Avançamos um pouco este ano. Duas iniciativas ousadas chegaram às telinhas: os seriados "Supermax" (Globo) e "3%" (Netflix). Mas os resultados não foram plenamente satisfatórios.
"Supermax" decepcionou no Ibope. Misturando elementos de terror e sobrenatural com uma crítica mordaz ao "BBB", o programa alienou boa parte do público da emissora. A Globo garante que o número de visualizações na internet é excelente. Mas serão suficientes para garantir uma segunda temporada?
Além do mais, "Supermax" padece de problemas que afugentam até mesmo os fãs mais empedernidos. Diálogos forçados e interpretações canhestras comprometem o engajamento do público: afinal, é preciso acreditar que aquela situação é possível para se emocionar com ela.
"3%" também derrapa no roteiro e nas atuações aqui e ali, mas é na parte visual onde estão seus maiores defeitos. A luz é pouco climática, o que chega a surpreender quando lembramos que o diretor-geral é César Charlone —indicado ao Oscar de melhor fotografia por "Cidade de Deus".

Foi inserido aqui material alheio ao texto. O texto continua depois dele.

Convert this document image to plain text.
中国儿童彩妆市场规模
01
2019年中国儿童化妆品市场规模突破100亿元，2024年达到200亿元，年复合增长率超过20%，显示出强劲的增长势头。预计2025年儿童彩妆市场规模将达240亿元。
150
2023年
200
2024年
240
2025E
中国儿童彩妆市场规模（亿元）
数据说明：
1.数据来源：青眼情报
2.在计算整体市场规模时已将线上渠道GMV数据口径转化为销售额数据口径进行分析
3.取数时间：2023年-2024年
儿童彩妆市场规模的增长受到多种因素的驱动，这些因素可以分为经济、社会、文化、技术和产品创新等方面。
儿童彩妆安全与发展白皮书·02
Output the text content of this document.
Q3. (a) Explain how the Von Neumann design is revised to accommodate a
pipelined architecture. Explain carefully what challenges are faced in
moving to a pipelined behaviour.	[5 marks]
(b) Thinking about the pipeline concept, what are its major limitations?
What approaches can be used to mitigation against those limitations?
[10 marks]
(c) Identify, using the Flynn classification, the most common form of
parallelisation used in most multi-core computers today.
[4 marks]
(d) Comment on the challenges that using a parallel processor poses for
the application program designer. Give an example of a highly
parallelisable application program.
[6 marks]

A direção de arte não é orgânica, nem consegue criar um look próprio para a série. As locações têm cara de locações. E os figurinos são desastrosos. As roupas do pessoal do Continente, a terra devastada de onde os personagens buscam escapar, lembram as fantasias de mendigo criadas por Joãosinho Trinta para o clássico desfile da escola de samba Beija-Flor em 1989.
Dito isto, ambos programas têm méritos incontestáveis. De alguns bons ganchos dramáticos à tradução de angústias contemporâneas, que é o que torna o sci-fi realmente relevante.
"3%" e "Supermax" são nossos primeiros passos no gênero, talvez o mais popular do mundo. Como uma criança nas aulas de balé, ainda estamos aprendendo o básico. Só a prática e a persistência —e orçamentos mais gordos, claro— trarão sucesso para a ficção científica made in Brazil.